DOVER BEACH
Matthew Arnold (1822-1888)

As I said four weeks ago in the introduction toYeats' poem "When You Are Old," I am a sucker for a good love poem. And this is one of the best. As well it should be, since Arnold is said to have written it in on his honeymoon in 1851.

When I started this poem-a-week thing, I had intended to avoid the so-called classics; poems that appear in anthologies with titles like, "Everyone's Favorite Poems." But that is difficult to do with Matthew Arnold. He is, after all, one of most widely read of the old Victorian poets, so any one of his many great poems could show up in an anthology of classics. And anyway, this is a terrific poem; one of my favorites; and it deserves to be here.

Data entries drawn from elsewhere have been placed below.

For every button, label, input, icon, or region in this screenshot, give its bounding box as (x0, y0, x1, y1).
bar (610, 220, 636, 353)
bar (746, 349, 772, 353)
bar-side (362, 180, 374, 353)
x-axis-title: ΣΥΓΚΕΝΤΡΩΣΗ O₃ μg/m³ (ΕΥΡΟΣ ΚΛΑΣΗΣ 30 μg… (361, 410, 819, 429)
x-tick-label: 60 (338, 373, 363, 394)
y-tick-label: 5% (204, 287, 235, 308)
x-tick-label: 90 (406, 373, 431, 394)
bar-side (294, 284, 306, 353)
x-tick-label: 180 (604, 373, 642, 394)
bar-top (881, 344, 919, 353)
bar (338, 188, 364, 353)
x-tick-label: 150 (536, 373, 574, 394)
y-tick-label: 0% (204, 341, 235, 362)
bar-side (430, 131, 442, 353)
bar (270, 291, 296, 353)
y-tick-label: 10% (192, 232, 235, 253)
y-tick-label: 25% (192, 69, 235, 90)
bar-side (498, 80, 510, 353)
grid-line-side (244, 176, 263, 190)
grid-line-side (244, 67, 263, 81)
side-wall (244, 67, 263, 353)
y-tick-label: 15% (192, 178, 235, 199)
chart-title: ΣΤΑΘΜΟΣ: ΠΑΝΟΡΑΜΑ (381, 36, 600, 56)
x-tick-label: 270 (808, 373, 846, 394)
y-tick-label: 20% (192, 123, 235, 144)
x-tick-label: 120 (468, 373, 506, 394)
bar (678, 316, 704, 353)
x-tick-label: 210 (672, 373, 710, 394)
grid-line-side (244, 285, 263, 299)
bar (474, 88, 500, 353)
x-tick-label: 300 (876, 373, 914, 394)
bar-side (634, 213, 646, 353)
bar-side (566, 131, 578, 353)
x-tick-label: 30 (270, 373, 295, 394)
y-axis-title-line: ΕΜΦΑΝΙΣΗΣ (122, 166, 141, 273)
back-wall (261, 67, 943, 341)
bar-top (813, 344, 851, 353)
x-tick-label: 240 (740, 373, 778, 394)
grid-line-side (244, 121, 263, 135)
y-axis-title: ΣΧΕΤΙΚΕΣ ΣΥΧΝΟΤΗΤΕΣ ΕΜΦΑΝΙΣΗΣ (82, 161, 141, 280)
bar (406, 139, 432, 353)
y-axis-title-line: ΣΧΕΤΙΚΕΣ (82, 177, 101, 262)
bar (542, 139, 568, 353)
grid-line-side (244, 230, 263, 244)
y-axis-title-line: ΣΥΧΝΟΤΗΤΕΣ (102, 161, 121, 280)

There isn't much to say about Arnold himself. He went to college, got a job, married, had children, began writing poetry at a early age, and was so successful at it that he became Professor of Poetry at Oxford at the age of 36. Oddly enough, he quit writing poetry at that time, and turned to writing prose commentaries on literary, political and religious issues of the day, for which he became exceedingly well known. He also wrote extensively about education, having taken a job as an inspector of schools. With that said, here's a great love poem. Enjoy. God willing, we'll visit Arnold's work again in these pages. There are many more wonderful poems by him to read and enjoy.

Dover Beach

The sea is calm to-night.
The tide is full, the moon lies fair
Upon the straits; - on the French coast the light
Gleams and is gone; the cliffs of England stand,
Glimmering and vast - out in the tranquil bay.
Come to the window, sweet is the night-air!
Only, from the long line of spray
Where the sea meets the moon-blanch'd land,
Listen! You hear the grating roar
Of pebbles which the waves draw back, and fling,
At their return, up the high strand,
Begin, and cease, and then again begin,
With tremulous cadence slow, and bring
The eternal note of sadness in.

Sophocles long ago
Heard it on the Aegaean, and it brought
Into his mind the turbid ebb and flow
Of human misery; we
Find also in the sound a thought,
Hearing it by this distant northern sea.

The Sea of Faith
Was once, too, at the full, and round earth's shore
Lay like the folds of a bright girdle furl'd.
But now I only hear
Its melancholy, long, withdrawing roar,
Retreating, to the breath
Of the night-wind, down the vast edges drear
And naked shingles of the world.

Ah, love, let us be true
To one another! for the world, which seems
To lie before us like a land of dreams,
So various, so beautiful, so new,
Hath really neither joy, nor love; nor light,
Nor certitude, nor peace, nor help for pain;
And. we are here as on a darkling plain
Swept with confused alarms of struggle and flight,
Where ignorant armies clash by night.